Globalement, chaque région, chaque département, dispose d’au moins une collectivité pilote qui peut aiguiller la réflexion et servir de locomotive au développement de l’e-administration. Plus généralement, nous encourageons les projets de co-construction territoriale, c'est-à-dire ceux qui poussent les acteurs à partager les bonnes pratiques. C’est ainsi que les différentes structures de mutualisation supportent et relaient, à l’échelon départemental ou régional, le développement de l’administration numérique.

Avez-vous une estimation des coûts de la mise en place de tels services ?

Les coûts de développement d’un site peuvent se décomposer en plusieurs postes : conception, développement et mise en œuvre. Ces différentes charges peuvent être largement contenues si l’ambition du site et la qualité de sa conception sont maîtrisées et le nombre d’utilisateurs reste raisonnable. Il est à noter que les coûts de mise en œuvre perdurent tout au long de la vie du site mais viendront à terme se substituer à d’autres charges car la mise en œuvre de téléservices va permettre d’automatiser certaines activités et de déployer les agents sur des tâches à plus forte valeur ajoutée. Par ailleurs, il est également bon de rappeler que l’adoption des outils numériques nécessite une formation des agents (et des usagers) et un support qui, lui aussi, s’appuiera sur une équipe dédiée. C’est donc un ensemble de coûts qui doit être envisagé pour accompagner la transition vers l’e-administration.

Certains éditeurs proposent des bouquets de services clé en main. Il est difficile de donner un prix moyen car les tarifs varient souvent forfaitairement en fonction de la prestation, du nombre de postes installés et de la taille de la collectivité.

Des solutions open source ayant fait leur preuve existent et sont très largement répandues sur le marché.
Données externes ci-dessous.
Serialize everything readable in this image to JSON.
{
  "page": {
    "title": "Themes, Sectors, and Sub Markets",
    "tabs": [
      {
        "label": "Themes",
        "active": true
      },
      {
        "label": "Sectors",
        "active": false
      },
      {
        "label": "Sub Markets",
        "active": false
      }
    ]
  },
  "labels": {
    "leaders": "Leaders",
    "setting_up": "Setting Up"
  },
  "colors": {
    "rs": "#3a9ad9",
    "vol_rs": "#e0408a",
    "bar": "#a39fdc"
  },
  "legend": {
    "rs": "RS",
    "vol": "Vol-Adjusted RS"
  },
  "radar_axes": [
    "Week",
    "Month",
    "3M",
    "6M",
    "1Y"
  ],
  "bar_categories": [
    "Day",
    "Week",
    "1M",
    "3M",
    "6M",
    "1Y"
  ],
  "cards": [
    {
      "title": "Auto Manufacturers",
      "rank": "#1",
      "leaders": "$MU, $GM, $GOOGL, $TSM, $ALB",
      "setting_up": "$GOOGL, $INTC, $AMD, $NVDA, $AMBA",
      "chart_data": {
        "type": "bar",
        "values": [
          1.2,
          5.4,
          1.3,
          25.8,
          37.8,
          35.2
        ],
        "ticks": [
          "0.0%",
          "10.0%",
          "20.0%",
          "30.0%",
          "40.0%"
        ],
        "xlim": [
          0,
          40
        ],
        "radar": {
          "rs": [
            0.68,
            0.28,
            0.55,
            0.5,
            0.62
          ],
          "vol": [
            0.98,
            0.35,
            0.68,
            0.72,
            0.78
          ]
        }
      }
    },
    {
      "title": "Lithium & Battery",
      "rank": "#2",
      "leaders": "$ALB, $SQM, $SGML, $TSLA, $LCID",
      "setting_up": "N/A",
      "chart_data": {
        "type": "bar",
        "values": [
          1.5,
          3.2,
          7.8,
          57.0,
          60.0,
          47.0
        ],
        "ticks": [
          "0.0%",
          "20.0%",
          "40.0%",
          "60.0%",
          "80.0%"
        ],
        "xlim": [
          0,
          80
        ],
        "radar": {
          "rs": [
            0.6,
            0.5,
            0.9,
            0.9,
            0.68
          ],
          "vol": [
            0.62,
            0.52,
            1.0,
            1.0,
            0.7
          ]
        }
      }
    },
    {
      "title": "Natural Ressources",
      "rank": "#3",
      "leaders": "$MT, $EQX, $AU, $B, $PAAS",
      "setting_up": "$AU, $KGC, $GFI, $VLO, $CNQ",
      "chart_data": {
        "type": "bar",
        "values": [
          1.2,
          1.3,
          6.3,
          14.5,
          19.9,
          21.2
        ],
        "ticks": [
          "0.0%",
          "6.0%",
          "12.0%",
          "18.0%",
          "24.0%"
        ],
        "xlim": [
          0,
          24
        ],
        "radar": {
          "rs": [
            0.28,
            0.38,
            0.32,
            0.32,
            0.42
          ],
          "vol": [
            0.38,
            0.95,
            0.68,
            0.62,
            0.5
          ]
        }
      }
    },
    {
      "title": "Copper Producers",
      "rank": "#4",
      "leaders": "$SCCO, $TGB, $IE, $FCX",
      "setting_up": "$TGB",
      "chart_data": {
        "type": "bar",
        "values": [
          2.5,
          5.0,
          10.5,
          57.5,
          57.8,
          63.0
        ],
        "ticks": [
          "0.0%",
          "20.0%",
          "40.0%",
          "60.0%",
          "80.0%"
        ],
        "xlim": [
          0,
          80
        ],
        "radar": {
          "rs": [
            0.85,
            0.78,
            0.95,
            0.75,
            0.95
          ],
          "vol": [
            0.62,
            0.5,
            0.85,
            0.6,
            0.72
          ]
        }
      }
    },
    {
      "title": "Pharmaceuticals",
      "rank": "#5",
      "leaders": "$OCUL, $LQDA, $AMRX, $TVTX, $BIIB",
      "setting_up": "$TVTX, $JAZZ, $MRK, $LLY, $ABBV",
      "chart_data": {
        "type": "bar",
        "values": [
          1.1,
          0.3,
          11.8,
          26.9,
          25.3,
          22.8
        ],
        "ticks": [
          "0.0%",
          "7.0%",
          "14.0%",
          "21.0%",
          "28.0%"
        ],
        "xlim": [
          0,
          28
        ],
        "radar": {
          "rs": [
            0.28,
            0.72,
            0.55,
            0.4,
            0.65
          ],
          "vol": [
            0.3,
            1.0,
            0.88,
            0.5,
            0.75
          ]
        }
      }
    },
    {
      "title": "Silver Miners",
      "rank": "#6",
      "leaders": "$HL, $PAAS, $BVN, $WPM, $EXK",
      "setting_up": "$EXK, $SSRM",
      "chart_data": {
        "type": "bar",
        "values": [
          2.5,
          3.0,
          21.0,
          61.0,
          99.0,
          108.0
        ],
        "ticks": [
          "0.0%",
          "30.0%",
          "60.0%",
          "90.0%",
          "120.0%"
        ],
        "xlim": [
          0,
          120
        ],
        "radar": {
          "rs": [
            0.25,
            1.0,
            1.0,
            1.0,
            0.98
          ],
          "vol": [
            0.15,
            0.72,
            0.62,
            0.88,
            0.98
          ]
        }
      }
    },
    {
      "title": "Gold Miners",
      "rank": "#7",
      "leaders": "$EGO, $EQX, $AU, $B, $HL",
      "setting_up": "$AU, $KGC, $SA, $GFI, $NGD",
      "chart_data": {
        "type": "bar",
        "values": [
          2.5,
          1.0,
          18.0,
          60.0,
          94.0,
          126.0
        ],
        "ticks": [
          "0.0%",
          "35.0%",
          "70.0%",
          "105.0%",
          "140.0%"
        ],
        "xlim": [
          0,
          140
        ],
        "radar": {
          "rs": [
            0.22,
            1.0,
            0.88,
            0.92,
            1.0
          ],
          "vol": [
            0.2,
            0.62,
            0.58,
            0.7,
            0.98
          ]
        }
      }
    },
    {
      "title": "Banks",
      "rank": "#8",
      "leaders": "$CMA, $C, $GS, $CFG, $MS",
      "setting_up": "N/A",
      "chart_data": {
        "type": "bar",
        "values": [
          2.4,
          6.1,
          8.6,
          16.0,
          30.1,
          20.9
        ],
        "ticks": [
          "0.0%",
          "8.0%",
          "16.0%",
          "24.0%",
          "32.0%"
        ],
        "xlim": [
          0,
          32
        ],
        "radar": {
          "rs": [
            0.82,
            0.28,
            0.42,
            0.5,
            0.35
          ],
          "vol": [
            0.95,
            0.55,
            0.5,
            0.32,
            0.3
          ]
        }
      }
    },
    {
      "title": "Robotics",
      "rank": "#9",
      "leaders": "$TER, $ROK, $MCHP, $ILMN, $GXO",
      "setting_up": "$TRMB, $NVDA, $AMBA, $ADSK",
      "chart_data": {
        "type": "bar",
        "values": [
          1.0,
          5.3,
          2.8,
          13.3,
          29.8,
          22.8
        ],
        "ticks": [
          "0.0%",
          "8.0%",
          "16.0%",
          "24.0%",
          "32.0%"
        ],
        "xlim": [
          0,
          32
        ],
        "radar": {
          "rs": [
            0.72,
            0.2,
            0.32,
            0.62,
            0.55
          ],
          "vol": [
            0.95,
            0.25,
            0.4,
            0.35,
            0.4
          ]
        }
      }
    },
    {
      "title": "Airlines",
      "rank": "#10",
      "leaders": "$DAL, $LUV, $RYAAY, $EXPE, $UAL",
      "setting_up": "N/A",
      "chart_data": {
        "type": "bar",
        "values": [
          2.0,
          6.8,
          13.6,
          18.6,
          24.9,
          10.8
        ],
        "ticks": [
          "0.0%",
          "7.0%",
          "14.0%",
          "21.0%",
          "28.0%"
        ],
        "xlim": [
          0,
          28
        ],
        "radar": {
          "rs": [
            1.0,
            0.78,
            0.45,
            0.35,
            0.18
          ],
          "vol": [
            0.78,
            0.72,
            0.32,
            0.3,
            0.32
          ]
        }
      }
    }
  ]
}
Nous encourageons les collectivités à se saisir de ces outils en libre accès, souvent mis à disposition sur les forges (pour exemple : Cap Demat, Adullact, Lutece…).

En tant que service recueillant de nombreuses informations, le passage d'un contrôle en amont à un contrôle a posteriori par la CNIL vous semble-t-il pertinent ?

C’est une démarche pertinente à différents égards :

  • tout d’abord, elle contribue à responsabiliser les collectivités qui doivent garantir un niveau équivalent de sécurité et réaliser en amont toutes les études de sécurité nécessaires. Le pendant de cette responsabilité est la confiance accordée par la CNIL qui, en acceptant de contrôler a posteriori les collectivités, crée un cercle de confiance ;
  • ensuite, la création d’un acte réglementaire unique allège la procédure à effectuer par les collectivités. En effet, il leur suffira de suivre pas à pas un module présent sur le site de la CNIL de manière à se déclarer conforme à l’arrêté. C’est indéniablement un gain de temps pour les collectivités ;
  • enfin, cette situation nouvelle, fruit d’une concertation entre l’État, les collectivités et la CNIL, a permis de rappeler à l’ensemble des acteurs les règles applicables aux téléservices et de rédiger des guides d’accompagnement.